Awarta made international headlines after the Itamar attack of 11 March 2011, when five members of the same family were killed in the nearby Israeli settlement of Itamar. Awarta was subsequently declared a closed military zone, due to suspicions that the perpetrators were residents of the village. According to the Israeli newspaper Haaretz, Palestinian sources reported that Israeli military forces took all of Awarta's men in for questioning, including two officers of the Palestinian security forces, making "wholesale arrests". As a reaction to the attack, masked Israeli settlers infiltrated the village and threw stones at homes, before being dispersed by the Israel Defense Forces.
Two young Awarta residents, Hakim Maazan Niad Awad and Amjad Mahmud Fauzi Awad were arrested on 5 and 10 April 2011 and confessed to the killings. The village council chief condemned the murder, however he voiced doubts over the Israeli findings and claimed that the two suspects confessed under duress.

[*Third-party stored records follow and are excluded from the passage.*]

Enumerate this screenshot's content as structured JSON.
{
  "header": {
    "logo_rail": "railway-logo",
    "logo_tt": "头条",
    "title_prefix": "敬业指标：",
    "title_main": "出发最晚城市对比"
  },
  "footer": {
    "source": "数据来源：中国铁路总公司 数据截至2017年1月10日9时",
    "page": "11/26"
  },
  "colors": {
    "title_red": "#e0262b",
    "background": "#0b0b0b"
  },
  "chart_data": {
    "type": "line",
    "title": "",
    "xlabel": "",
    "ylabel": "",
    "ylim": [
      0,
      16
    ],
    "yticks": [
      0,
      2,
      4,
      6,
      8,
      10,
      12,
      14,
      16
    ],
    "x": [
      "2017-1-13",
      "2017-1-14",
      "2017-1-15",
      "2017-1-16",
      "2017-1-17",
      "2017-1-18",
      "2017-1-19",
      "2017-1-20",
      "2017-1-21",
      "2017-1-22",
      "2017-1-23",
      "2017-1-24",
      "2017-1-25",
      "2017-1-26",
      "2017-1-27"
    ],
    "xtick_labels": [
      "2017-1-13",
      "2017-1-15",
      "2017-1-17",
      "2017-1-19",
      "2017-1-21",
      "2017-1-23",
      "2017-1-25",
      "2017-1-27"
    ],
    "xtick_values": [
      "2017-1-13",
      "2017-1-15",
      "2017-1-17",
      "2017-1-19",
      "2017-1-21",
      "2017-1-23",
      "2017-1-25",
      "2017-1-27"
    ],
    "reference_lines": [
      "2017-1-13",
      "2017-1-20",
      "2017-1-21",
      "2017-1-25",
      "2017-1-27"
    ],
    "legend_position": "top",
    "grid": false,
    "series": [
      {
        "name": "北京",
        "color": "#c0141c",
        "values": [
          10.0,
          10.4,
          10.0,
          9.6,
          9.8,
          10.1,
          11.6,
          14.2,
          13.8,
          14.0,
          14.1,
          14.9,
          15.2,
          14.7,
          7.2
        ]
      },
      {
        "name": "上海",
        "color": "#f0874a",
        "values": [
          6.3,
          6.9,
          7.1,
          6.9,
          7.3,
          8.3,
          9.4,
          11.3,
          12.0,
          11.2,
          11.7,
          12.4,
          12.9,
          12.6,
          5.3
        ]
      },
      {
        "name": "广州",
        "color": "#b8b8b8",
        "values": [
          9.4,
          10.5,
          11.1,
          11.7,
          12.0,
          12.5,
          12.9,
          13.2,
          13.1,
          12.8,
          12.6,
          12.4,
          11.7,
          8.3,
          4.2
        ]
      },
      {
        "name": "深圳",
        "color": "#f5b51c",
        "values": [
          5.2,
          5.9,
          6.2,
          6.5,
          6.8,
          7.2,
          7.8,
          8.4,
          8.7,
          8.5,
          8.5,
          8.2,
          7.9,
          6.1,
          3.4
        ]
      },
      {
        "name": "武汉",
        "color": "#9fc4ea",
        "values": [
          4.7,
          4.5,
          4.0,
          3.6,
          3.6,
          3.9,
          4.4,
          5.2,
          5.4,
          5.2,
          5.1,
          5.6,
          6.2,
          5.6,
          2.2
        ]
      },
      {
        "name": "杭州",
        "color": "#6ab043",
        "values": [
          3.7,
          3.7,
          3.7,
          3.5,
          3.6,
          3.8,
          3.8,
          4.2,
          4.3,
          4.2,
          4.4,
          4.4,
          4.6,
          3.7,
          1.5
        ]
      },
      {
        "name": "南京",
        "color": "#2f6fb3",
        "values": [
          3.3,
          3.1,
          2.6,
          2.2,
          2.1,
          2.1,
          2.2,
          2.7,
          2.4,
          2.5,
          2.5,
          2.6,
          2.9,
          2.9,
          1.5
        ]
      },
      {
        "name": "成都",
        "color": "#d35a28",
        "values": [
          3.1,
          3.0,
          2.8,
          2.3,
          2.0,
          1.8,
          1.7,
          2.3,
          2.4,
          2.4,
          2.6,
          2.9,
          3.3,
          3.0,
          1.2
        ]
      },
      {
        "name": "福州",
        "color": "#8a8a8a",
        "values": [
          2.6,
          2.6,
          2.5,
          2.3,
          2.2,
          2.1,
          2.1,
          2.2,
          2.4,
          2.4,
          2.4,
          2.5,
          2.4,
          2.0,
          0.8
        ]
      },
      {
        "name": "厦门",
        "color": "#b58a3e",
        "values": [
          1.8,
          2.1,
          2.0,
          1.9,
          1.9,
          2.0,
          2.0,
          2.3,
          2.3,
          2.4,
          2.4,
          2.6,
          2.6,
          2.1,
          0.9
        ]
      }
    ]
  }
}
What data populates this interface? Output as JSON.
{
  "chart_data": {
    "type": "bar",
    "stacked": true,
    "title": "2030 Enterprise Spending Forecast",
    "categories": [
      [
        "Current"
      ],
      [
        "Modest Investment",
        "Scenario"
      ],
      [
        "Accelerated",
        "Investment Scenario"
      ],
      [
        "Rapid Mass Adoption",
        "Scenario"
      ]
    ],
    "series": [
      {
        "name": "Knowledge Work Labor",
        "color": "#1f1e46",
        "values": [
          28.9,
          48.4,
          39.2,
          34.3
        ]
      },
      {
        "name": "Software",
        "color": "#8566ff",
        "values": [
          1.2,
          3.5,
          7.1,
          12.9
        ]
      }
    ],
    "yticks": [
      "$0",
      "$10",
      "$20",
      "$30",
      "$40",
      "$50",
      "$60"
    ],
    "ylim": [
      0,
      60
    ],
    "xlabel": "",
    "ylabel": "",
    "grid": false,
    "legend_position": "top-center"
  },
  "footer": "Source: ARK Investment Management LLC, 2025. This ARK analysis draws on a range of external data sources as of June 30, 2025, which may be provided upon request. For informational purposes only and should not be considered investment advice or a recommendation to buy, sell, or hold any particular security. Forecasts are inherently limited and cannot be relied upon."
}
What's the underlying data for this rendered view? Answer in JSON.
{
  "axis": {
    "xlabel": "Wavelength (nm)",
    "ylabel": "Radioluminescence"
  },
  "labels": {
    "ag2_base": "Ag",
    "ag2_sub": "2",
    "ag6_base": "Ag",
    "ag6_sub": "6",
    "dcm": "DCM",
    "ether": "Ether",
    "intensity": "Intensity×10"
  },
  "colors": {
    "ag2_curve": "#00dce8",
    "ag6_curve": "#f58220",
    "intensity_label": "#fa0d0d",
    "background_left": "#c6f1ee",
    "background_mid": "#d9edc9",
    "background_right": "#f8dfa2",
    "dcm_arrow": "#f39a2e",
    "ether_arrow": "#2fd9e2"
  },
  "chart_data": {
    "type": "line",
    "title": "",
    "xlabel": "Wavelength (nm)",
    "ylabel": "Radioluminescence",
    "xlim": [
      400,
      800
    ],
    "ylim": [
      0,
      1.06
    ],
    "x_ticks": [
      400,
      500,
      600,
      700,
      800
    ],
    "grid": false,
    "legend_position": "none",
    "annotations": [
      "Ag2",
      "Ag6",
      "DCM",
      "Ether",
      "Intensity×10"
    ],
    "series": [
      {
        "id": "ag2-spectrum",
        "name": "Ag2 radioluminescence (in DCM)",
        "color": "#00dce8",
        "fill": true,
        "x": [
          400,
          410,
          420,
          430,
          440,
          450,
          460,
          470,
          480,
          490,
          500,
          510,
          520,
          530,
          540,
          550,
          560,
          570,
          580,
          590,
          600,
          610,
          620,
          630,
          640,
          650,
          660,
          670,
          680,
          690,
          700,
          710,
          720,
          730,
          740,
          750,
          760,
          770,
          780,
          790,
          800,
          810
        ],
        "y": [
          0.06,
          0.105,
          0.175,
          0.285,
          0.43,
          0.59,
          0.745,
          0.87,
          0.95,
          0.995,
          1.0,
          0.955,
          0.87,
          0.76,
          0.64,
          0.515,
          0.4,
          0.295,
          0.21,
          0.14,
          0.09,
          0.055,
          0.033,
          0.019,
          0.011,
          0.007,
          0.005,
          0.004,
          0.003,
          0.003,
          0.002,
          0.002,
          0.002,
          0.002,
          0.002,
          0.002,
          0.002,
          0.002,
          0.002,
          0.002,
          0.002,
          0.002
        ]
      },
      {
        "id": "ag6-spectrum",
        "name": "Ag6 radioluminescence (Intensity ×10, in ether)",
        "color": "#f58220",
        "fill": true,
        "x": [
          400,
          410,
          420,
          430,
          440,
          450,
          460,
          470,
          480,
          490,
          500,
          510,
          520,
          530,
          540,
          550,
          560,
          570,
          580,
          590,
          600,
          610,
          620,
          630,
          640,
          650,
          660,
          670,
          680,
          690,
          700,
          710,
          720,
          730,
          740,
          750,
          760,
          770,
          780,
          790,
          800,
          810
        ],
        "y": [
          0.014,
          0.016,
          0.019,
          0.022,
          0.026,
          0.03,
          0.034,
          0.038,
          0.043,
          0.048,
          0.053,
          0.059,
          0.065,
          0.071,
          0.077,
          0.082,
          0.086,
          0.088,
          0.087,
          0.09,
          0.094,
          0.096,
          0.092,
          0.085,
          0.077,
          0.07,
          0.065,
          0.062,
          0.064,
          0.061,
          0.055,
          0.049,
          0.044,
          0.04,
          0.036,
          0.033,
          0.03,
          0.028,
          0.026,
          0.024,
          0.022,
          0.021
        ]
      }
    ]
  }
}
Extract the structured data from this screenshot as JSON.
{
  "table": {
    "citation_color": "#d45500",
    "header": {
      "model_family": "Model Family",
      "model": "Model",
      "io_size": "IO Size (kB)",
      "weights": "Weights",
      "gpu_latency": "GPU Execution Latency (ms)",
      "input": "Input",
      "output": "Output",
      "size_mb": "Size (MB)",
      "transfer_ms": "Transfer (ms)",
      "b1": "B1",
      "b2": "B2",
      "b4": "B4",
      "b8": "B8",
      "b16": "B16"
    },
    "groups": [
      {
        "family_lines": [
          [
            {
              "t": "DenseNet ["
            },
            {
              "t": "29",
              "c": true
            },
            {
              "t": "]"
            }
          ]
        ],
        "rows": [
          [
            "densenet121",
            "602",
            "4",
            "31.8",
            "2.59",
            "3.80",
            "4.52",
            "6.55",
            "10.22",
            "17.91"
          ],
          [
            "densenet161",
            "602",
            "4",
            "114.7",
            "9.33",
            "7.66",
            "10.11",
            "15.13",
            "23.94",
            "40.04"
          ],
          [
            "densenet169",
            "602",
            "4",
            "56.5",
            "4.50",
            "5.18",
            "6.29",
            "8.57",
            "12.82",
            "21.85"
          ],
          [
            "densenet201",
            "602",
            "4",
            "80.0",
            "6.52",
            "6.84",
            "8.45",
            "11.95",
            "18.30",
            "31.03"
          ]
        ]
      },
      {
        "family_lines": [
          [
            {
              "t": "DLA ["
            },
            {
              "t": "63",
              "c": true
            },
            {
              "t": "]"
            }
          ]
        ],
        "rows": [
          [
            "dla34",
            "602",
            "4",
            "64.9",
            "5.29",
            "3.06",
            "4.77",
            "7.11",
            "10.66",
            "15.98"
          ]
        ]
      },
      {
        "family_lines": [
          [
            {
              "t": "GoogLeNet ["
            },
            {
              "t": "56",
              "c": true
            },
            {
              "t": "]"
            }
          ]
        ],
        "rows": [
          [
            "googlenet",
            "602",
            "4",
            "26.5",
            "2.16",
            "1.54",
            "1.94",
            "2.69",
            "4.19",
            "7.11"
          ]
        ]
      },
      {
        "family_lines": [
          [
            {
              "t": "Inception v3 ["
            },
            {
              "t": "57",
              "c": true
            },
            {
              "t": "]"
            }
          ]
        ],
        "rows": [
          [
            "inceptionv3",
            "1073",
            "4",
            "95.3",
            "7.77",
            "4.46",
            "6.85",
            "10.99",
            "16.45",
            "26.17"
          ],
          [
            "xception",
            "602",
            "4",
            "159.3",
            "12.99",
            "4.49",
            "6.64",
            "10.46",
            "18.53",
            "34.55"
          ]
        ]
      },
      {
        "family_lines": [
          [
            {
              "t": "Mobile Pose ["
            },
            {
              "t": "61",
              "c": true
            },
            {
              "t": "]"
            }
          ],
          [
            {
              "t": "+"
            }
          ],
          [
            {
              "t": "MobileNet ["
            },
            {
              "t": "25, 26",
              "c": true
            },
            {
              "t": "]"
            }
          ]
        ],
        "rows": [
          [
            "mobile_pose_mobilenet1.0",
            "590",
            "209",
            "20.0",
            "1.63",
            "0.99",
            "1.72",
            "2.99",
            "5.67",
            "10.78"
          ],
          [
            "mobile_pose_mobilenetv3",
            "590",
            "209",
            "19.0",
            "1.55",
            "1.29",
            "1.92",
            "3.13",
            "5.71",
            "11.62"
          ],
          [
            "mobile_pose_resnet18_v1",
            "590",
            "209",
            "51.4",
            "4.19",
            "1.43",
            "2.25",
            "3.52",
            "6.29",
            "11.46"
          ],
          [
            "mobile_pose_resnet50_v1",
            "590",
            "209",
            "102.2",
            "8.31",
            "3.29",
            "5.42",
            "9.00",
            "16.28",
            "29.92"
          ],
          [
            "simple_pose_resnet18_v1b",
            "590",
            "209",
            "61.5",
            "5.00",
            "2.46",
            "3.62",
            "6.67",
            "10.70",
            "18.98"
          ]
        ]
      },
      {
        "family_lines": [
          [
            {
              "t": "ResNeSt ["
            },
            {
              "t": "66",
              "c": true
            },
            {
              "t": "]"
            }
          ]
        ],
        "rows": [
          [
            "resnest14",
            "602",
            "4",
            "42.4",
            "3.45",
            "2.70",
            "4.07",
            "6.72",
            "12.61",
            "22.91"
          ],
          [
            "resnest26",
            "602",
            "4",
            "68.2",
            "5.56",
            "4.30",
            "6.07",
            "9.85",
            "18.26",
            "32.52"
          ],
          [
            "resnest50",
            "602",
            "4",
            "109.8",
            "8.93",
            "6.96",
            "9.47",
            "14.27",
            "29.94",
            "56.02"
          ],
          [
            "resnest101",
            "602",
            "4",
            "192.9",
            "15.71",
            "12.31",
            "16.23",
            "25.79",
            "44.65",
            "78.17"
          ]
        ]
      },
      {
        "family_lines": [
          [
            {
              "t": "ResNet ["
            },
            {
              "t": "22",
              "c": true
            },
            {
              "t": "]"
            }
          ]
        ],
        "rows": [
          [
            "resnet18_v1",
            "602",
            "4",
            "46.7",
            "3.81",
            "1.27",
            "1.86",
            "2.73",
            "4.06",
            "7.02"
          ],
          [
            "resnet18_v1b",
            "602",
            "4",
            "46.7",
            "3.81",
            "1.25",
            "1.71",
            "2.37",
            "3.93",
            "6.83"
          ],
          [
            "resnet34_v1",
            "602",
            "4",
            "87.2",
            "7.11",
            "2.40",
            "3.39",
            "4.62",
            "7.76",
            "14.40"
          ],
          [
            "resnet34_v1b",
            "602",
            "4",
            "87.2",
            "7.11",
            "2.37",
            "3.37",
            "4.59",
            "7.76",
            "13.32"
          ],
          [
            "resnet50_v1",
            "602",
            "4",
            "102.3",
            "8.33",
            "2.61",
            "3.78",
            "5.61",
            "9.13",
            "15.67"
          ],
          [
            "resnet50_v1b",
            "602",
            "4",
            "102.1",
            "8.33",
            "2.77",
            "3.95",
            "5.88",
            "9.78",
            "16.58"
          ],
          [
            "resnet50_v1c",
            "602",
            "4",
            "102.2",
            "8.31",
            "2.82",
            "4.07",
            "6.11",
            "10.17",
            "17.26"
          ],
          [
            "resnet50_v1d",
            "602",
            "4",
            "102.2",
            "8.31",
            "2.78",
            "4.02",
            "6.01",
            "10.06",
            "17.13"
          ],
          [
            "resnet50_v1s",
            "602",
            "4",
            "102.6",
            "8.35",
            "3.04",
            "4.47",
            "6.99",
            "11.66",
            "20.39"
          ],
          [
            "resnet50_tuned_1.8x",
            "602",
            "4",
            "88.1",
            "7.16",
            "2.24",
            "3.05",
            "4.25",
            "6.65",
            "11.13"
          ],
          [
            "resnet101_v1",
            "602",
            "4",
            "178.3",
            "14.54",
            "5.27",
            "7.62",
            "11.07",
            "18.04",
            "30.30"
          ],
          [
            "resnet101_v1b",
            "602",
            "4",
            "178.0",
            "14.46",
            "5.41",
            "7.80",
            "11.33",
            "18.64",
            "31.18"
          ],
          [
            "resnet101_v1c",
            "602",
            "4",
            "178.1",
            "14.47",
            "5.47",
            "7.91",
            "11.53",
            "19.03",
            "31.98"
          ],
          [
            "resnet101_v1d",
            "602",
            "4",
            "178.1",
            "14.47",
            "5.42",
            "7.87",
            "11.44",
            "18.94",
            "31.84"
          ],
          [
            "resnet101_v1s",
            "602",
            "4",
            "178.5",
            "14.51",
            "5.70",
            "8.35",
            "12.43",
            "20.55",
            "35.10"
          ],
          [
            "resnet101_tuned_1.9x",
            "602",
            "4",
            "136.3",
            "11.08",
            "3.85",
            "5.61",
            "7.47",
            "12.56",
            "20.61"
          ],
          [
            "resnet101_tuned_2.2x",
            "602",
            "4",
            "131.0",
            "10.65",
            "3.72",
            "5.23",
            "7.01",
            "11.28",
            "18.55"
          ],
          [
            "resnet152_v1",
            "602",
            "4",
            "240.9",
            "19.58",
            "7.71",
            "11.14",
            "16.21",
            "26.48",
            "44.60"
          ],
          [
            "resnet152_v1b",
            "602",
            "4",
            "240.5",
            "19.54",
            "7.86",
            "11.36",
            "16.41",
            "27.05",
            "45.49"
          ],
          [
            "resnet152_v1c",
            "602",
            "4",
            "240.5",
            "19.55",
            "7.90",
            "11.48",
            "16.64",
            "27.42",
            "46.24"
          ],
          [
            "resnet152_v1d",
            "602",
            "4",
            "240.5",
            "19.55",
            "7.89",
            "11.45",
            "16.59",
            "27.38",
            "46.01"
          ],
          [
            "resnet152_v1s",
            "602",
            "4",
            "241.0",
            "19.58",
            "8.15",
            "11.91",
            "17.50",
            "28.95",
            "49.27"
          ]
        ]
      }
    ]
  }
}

The two were sentenced to five consecutive life sentences and another five and seven years respectively in prison.

==Economy==
Awarta has about sixty businesses, most of them active in the fields of trade and small recycling industries. Approximately 40% of the labor force used to work in Israel before the Second Intifada, while 15% worked in the agriculture and animal husbandry sectors. The rate of unemployment is almost 35%. The town does not have a water or sewage utility system. There is a public well that is under the control of the Nablus Municipality. Road networks have been hampered by the IDF due to the area being a militant stronghold. Awarta has three schools - a secondary school for boys, a secondary school for girls and a coeducational primary school.